Dremio’s SQL interface
Dremio employs Apache Calcite for its SQL interface to parse and optimize SQL queries. Apache Calcite, a dynamic open-source framework, is tasked with SQL parsing, planning, and query optimization. This integration allows Dremio to offer a highly adaptable and efficient SQL interface to data connected to Dremio.
Dremio’s caching layer
Further, Apache Parquet’s effective storage and quick access patterns bolster Dremio’s caching layer. Parquet’s columnar data storage permits superior compression and efficient I/O, making it the ideal format for Dremio’s caching layer.
Dremio’s data processing
The standard columnar in-memory format of Apache Arrow functions as Dremio’s internal data representation. This mechanism ensures rapid and seamless data transportation between systems without requiring serialization or deserialization. Arrow’s optimized data organization, coupled with its SIMD instructions and memory mapping, empowers Dremio to leverage modern CPU capacities, thereby improving data processing efficiency and performance.
The high-speed client-server framework of Apache Arrow Flight facilitates swift data transport for Dremio. By circumventing data serialization or deserialization, Arrow Flight prevents excess data copy, thereby enhancing Dremio’s processing speed. Arrow Flight’s multi-language support and security features make it a reliable and versatile tool for data exchange across various environments.
Moreover, Gandiva, an execution kernel developed for Arrow by Dremio, enables just-in-time compilation of optimized assembly code for rapid execution of low-level operations, like sorting and filtering. Dremio incorporated this feature into its SQL engine to supercharge performance for analytical tasks.

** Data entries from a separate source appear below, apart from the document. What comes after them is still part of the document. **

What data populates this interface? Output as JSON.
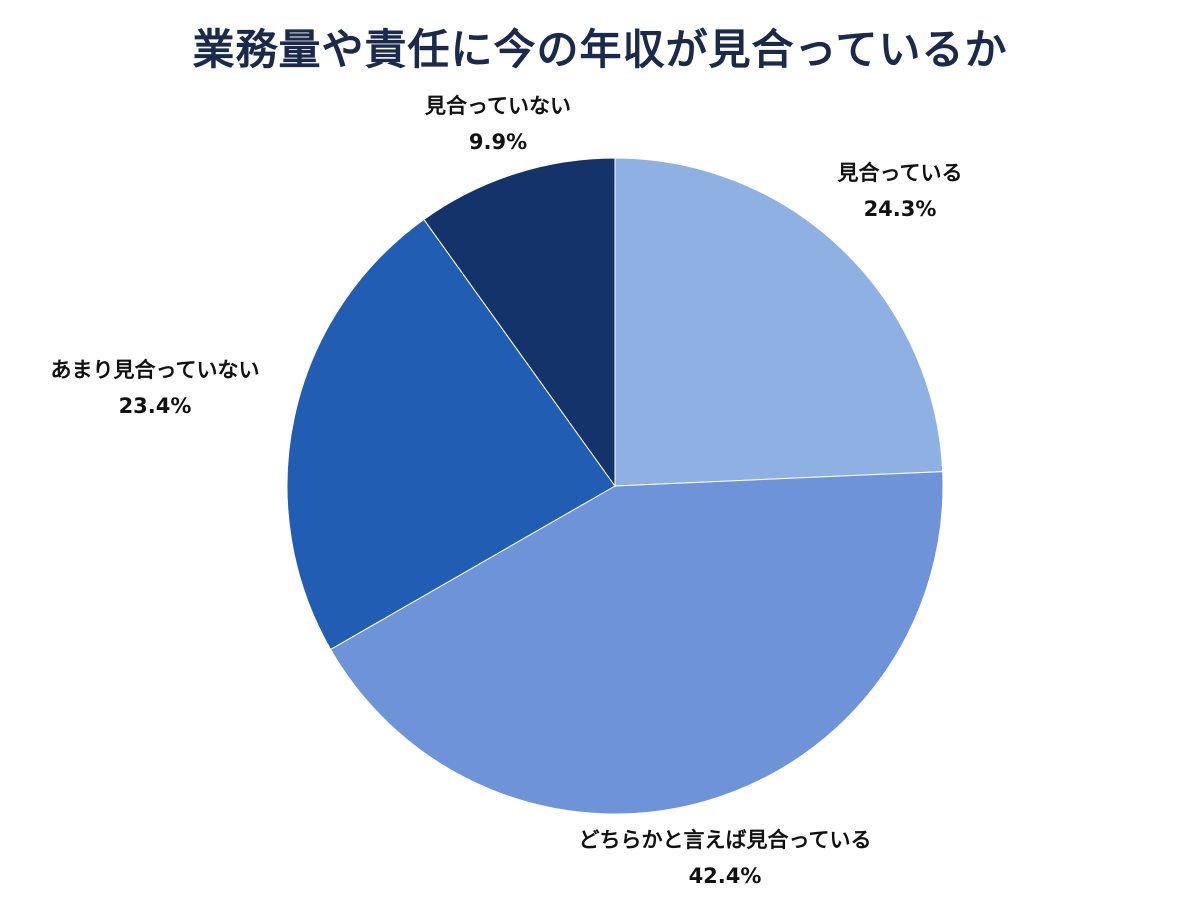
{
  "chart_data": {
    "type": "pie",
    "title": "業務量や責任に今の年収が見合っているか",
    "slices": [
      {
        "label": "見合っている",
        "value": 24.3,
        "value_text": "24.3%",
        "color": "#8fb0e3"
      },
      {
        "label": "どちらかと言えば見合っている",
        "value": 42.4,
        "value_text": "42.4%",
        "color": "#6e93d8"
      },
      {
        "label": "あまり見合っていない",
        "value": 23.4,
        "value_text": "23.4%",
        "color": "#215db3"
      },
      {
        "label": "見合っていない",
        "value": 9.9,
        "value_text": "9.9%",
        "color": "#14336a"
      }
    ],
    "start_angle": "12 o'clock",
    "direction": "clockwise",
    "legend": "none"
  }
}
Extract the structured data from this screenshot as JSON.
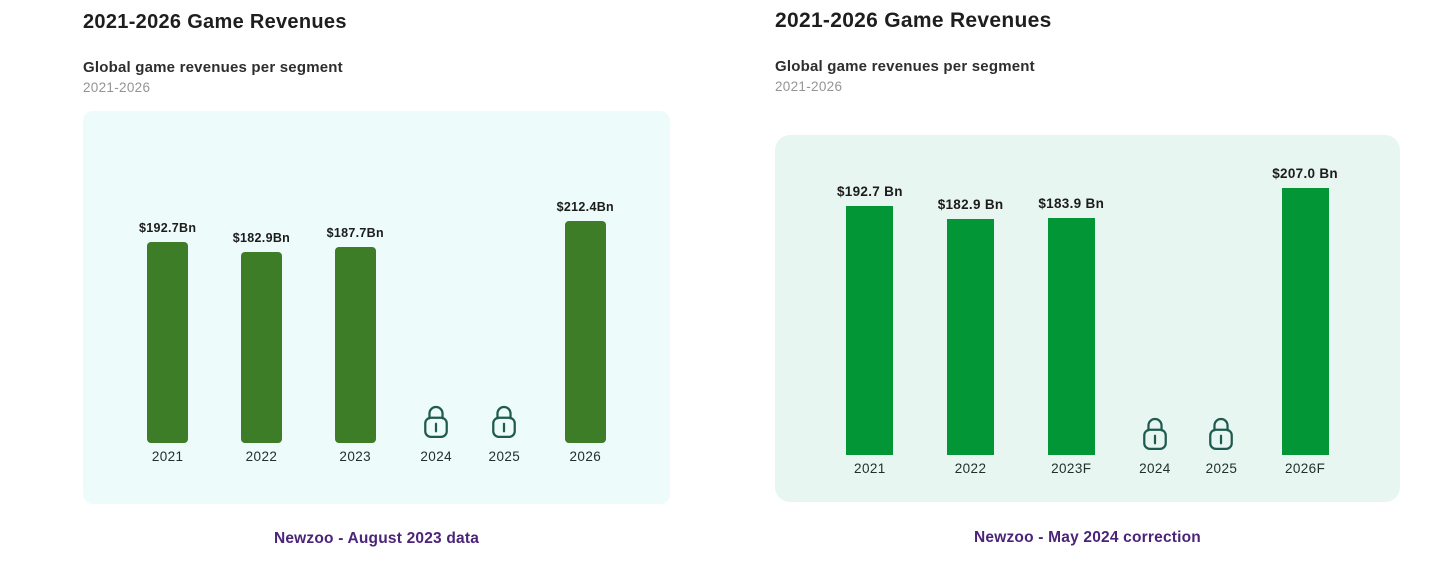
{
  "colors": {
    "page_background": "#ffffff",
    "caption_purple": "#4b2479",
    "lock_stroke": "#1e5b4e",
    "title_text": "#1e1e1e",
    "subtitle_text": "#2e2e2e",
    "period_text": "#949494"
  },
  "icons": {
    "lock": "lock-icon"
  },
  "chart_data": [
    {
      "type": "bar",
      "title": "2021-2026 Game Revenues",
      "subtitle": "Global game revenues per segment",
      "period": "2021-2026",
      "caption": "Newzoo - August 2023 data",
      "categories": [
        "2021",
        "2022",
        "2023",
        "2024",
        "2025",
        "2026"
      ],
      "values": [
        192.7,
        182.9,
        187.7,
        null,
        null,
        212.4
      ],
      "value_labels": [
        "$192.7Bn",
        "$182.9Bn",
        "$187.7Bn",
        null,
        null,
        "$212.4Bn"
      ],
      "locked_categories": [
        "2024",
        "2025"
      ],
      "unit": "USD billions",
      "ylim": [
        0,
        212.4
      ],
      "grid": false,
      "legend": "none",
      "bar_color": "#3e7d28",
      "panel_bg": "#edfbfa"
    },
    {
      "type": "bar",
      "title": "2021-2026 Game Revenues",
      "subtitle": "Global game revenues per segment",
      "period": "2021-2026",
      "caption": "Newzoo - May 2024 correction",
      "categories": [
        "2021",
        "2022",
        "2023F",
        "2024",
        "2025",
        "2026F"
      ],
      "values": [
        192.7,
        182.9,
        183.9,
        null,
        null,
        207.0
      ],
      "value_labels": [
        "$192.7 Bn",
        "$182.9 Bn",
        "$183.9 Bn",
        null,
        null,
        "$207.0 Bn"
      ],
      "locked_categories": [
        "2024",
        "2025"
      ],
      "unit": "USD billions",
      "ylim": [
        0,
        207.0
      ],
      "grid": false,
      "legend": "none",
      "bar_color": "#029636",
      "panel_bg": "#e8f6f2"
    }
  ]
}
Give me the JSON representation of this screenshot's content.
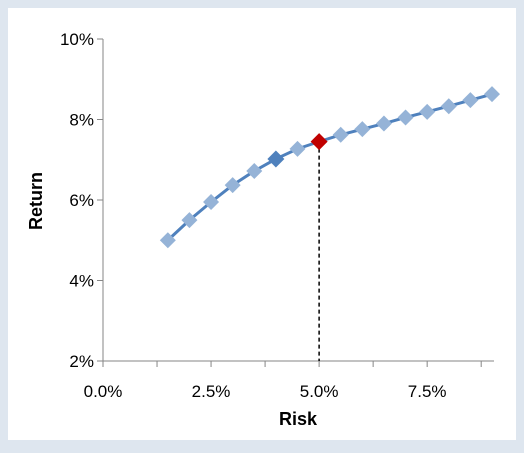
{
  "chart_data": {
    "type": "line",
    "title": "",
    "xlabel": "Risk",
    "ylabel": "Return",
    "xlim": [
      0.0,
      9.0
    ],
    "ylim": [
      2,
      10
    ],
    "x_ticks": [
      0.0,
      2.5,
      5.0,
      7.5
    ],
    "x_tick_labels": [
      "0.0%",
      "2.5%",
      "5.0%",
      "7.5%"
    ],
    "y_ticks": [
      2,
      4,
      6,
      8,
      10
    ],
    "y_tick_labels": [
      "2%",
      "4%",
      "6%",
      "8%",
      "10%"
    ],
    "grid": false,
    "legend": "none",
    "series": [
      {
        "x": [
          1.5,
          2.0,
          2.5,
          3.0,
          3.5,
          4.0,
          4.5,
          5.0,
          5.5,
          6.0,
          6.5,
          7.0,
          7.5,
          8.0,
          8.5,
          9.0
        ],
        "y": [
          5.0,
          5.5,
          5.95,
          6.37,
          6.72,
          7.02,
          7.27,
          7.45,
          7.62,
          7.76,
          7.9,
          8.05,
          8.19,
          8.33,
          8.48,
          8.63
        ]
      }
    ],
    "highlighted_points": [
      {
        "x": 4.0,
        "y": 7.02,
        "color": "#4f81bd"
      },
      {
        "x": 5.0,
        "y": 7.45,
        "color": "#c00000"
      }
    ],
    "reference_line": {
      "type": "vertical-dashed",
      "x": 5.0
    },
    "colors": {
      "background": "#dee6ef",
      "plot_area": "#ffffff",
      "line": "#4f81bd",
      "marker": "#95b3d7",
      "highlight_blue": "#4f81bd",
      "highlight_red": "#c00000"
    }
  }
}
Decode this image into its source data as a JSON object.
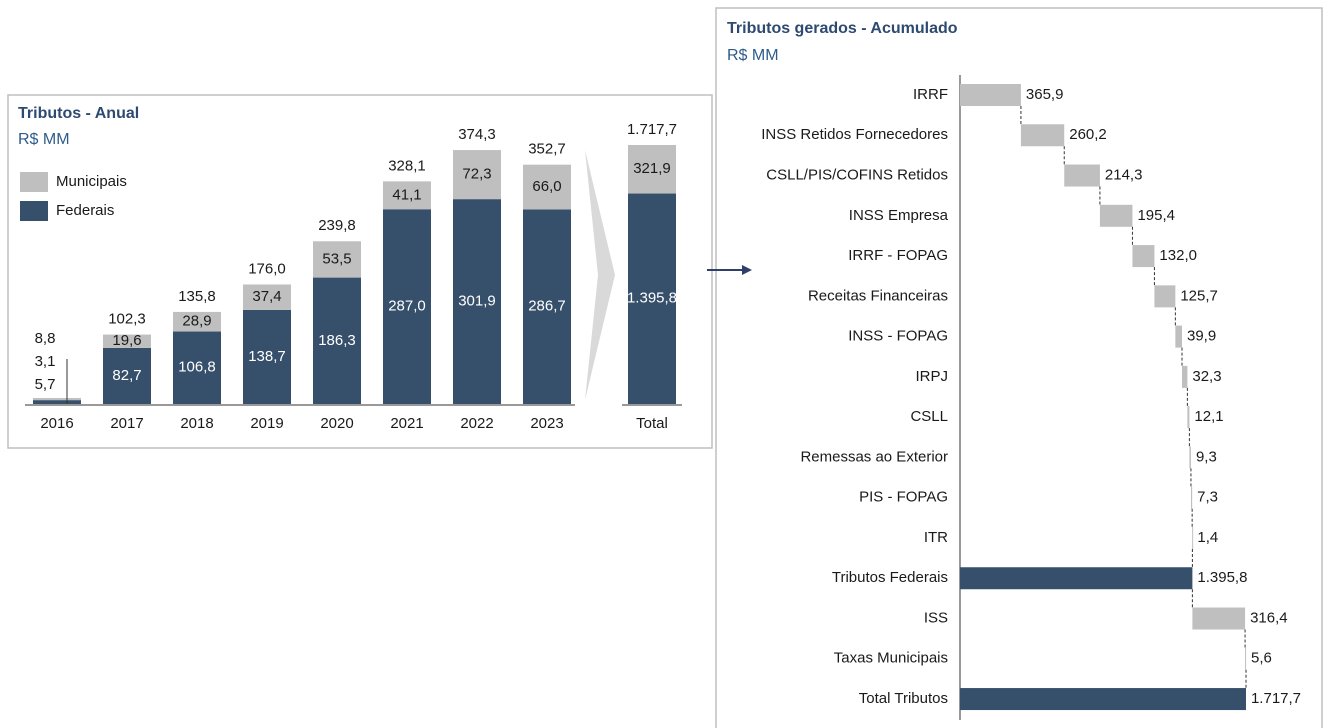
{
  "chart_data": [
    {
      "type": "stacked_bar",
      "title": "Tributos - Anual",
      "subtitle": "R$ MM",
      "categories": [
        "2016",
        "2017",
        "2018",
        "2019",
        "2020",
        "2021",
        "2022",
        "2023"
      ],
      "series": [
        {
          "name": "Federais",
          "color": "#364f6b",
          "values": [
            5.7,
            82.7,
            106.8,
            138.7,
            186.3,
            287.0,
            301.9,
            286.7
          ],
          "value_labels": [
            "5,7",
            "82,7",
            "106,8",
            "138,7",
            "186,3",
            "287,0",
            "301,9",
            "286,7"
          ]
        },
        {
          "name": "Municipais",
          "color": "#bfbfbf",
          "values": [
            3.1,
            19.6,
            28.9,
            37.4,
            53.5,
            41.1,
            72.3,
            66.0
          ],
          "value_labels": [
            "3,1",
            "19,6",
            "28,9",
            "37,4",
            "53,5",
            "41,1",
            "72,3",
            "66,0"
          ]
        }
      ],
      "totals": [
        8.8,
        102.3,
        135.8,
        176.0,
        239.8,
        328.1,
        374.3,
        352.7
      ],
      "total_labels": [
        "8,8",
        "102,3",
        "135,8",
        "176,0",
        "239,8",
        "328,1",
        "374,3",
        "352,7"
      ]
    },
    {
      "type": "stacked_bar",
      "categories": [
        "Total"
      ],
      "series": [
        {
          "color": "#364f6b",
          "values": [
            1395.8
          ],
          "value_labels": [
            "1.395,8"
          ]
        },
        {
          "color": "#bfbfbf",
          "values": [
            321.9
          ],
          "value_labels": [
            "321,9"
          ]
        }
      ],
      "totals": [
        1717.7
      ],
      "total_labels": [
        "1.717,7"
      ]
    },
    {
      "type": "waterfall",
      "title": "Tributos gerados - Acumulado",
      "subtitle": "R$ MM",
      "categories": [
        "IRRF",
        "INSS Retidos Fornecedores",
        "CSLL/PIS/COFINS Retidos",
        "INSS Empresa",
        "IRRF - FOPAG",
        "Receitas Financeiras",
        "INSS - FOPAG",
        "IRPJ",
        "CSLL",
        "Remessas ao Exterior",
        "PIS - FOPAG",
        "ITR",
        "Tributos Federais",
        "ISS",
        "Taxas Municipais",
        "Total Tributos"
      ],
      "values": [
        365.9,
        260.2,
        214.3,
        195.4,
        132.0,
        125.7,
        39.9,
        32.3,
        12.1,
        9.3,
        7.3,
        1.4,
        1395.8,
        316.4,
        5.6,
        1717.7
      ],
      "value_labels": [
        "365,9",
        "260,2",
        "214,3",
        "195,4",
        "132,0",
        "125,7",
        "39,9",
        "32,3",
        "12,1",
        "9,3",
        "7,3",
        "1,4",
        "1.395,8",
        "316,4",
        "5,6",
        "1.717,7"
      ],
      "is_total": [
        false,
        false,
        false,
        false,
        false,
        false,
        false,
        false,
        false,
        false,
        false,
        false,
        true,
        false,
        false,
        true
      ],
      "color": "#bfbfbf",
      "total_color": "#364f6b"
    }
  ]
}
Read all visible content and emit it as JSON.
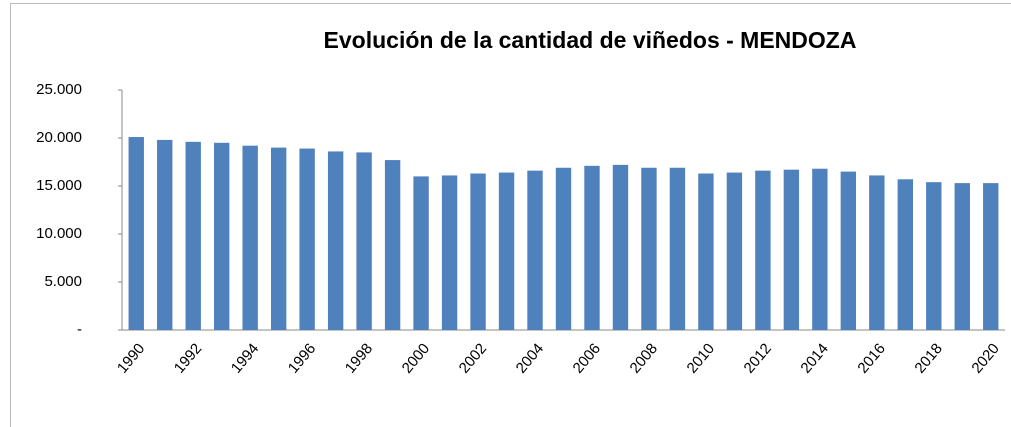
{
  "chart_data": {
    "type": "bar",
    "title": "Evolución de la cantidad de viñedos - MENDOZA",
    "categories": [
      "1990",
      null,
      "1992",
      null,
      "1994",
      null,
      "1996",
      null,
      "1998",
      null,
      "2000",
      null,
      "2002",
      null,
      "2004",
      null,
      "2006",
      null,
      "2008",
      null,
      "2010",
      null,
      "2012",
      null,
      "2014",
      null,
      "2016",
      null,
      "2018",
      null,
      "2020"
    ],
    "values": [
      20100,
      19800,
      19600,
      19500,
      19200,
      19000,
      18900,
      18600,
      18500,
      17700,
      16000,
      16100,
      16300,
      16400,
      16600,
      16900,
      17100,
      17200,
      16900,
      16900,
      16300,
      16400,
      16600,
      16700,
      16800,
      16500,
      16100,
      15700,
      15400,
      15300,
      15300
    ],
    "color": "#4f81bd",
    "ylim": [
      0,
      25000
    ],
    "yticks": [
      {
        "value": 0,
        "label": "-"
      },
      {
        "value": 5000,
        "label": "5.000"
      },
      {
        "value": 10000,
        "label": "10.000"
      },
      {
        "value": 15000,
        "label": "15.000"
      },
      {
        "value": 20000,
        "label": "20.000"
      },
      {
        "value": 25000,
        "label": "25.000"
      }
    ],
    "grid": false
  }
}
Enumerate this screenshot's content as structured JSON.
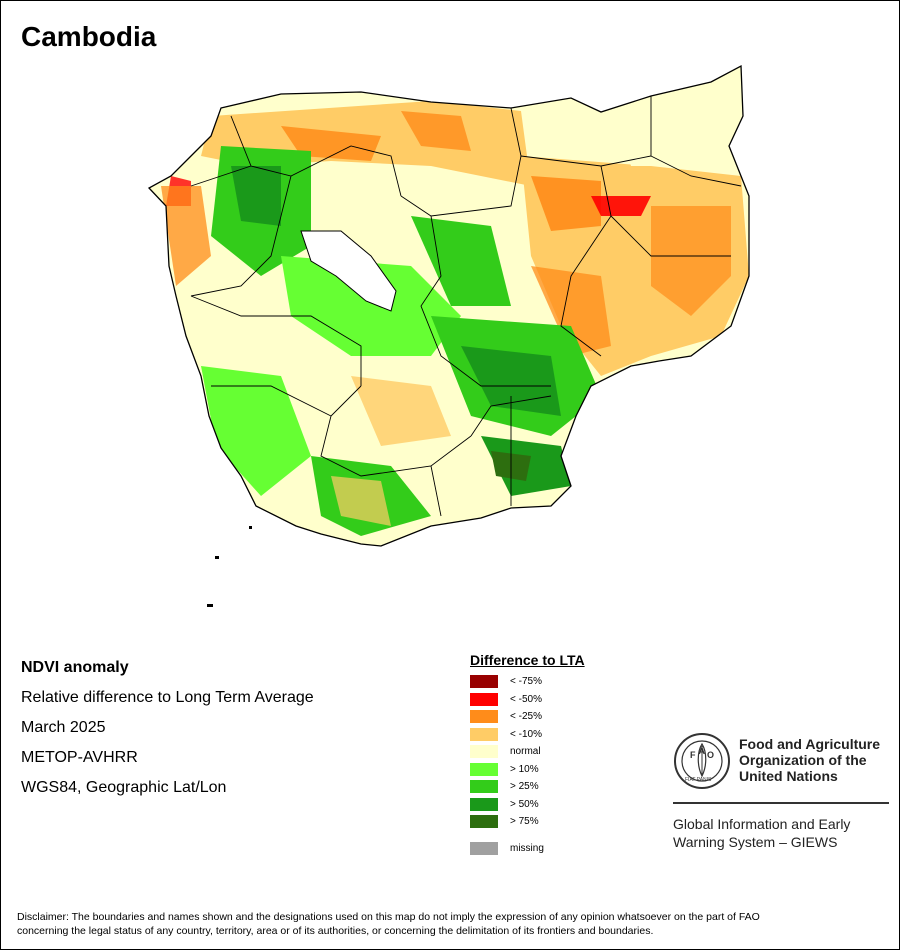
{
  "map": {
    "title": "Cambodia"
  },
  "info": {
    "heading": "NDVI anomaly",
    "line1": "Relative difference to Long Term Average",
    "date": "March 2025",
    "sensor": "METOP-AVHRR",
    "projection": "WGS84, Geographic Lat/Lon"
  },
  "legend": {
    "title": "Difference to LTA",
    "items": [
      {
        "label": "< -75%",
        "color": "#990000"
      },
      {
        "label": "< -50%",
        "color": "#ff0000"
      },
      {
        "label": "< -25%",
        "color": "#ff8c1a"
      },
      {
        "label": "< -10%",
        "color": "#ffcc66"
      },
      {
        "label": "normal",
        "color": "#ffffcc"
      },
      {
        "label": "> 10%",
        "color": "#66ff33"
      },
      {
        "label": "> 25%",
        "color": "#33cc1a"
      },
      {
        "label": "> 50%",
        "color": "#1a991a"
      },
      {
        "label": "> 75%",
        "color": "#2d6e0f"
      }
    ],
    "missing": {
      "label": "missing",
      "color": "#a0a0a0"
    }
  },
  "fao": {
    "logo_text": "FIAT PANIS",
    "logo_letters": "FAO",
    "name_line1": "Food and Agriculture",
    "name_line2": "Organization of the",
    "name_line3": "United Nations",
    "giews_line1": "Global Information and Early",
    "giews_line2": "Warning System – GIEWS"
  },
  "disclaimer": {
    "line1": "Disclaimer: The boundaries and names shown and the designations used on this map do not imply the expression of any opinion whatsoever on the part of FAO",
    "line2": "concerning the legal status of any country, territory, area or of its authorities, or concerning the delimitation of its frontiers and boundaries."
  }
}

The synergistic effect of Apache Arrow, Arrow Flight, and Gandiva forms the core of Dremio’s data processing efficiency, reinforcing its reputation as a powerful open lakehouse platform.
Dremio’s data reflections features
Dremio’s Data Reflections leverage Apache Iceberg tables to create optimized data representations. These Data Reflections, similar to a mix of indexes and materialized views, are utilized to accelerate queries. Reflections are appropriately partitioned and sorted to match query access patterns, which allows for efficient data scanning and partition pruning. In essence, the amalgamation of Apache Iceberg and Dremio’s Sonar query engine significantly enhances query performance for large data sets, using principles of partitioning, pruning, and sorting.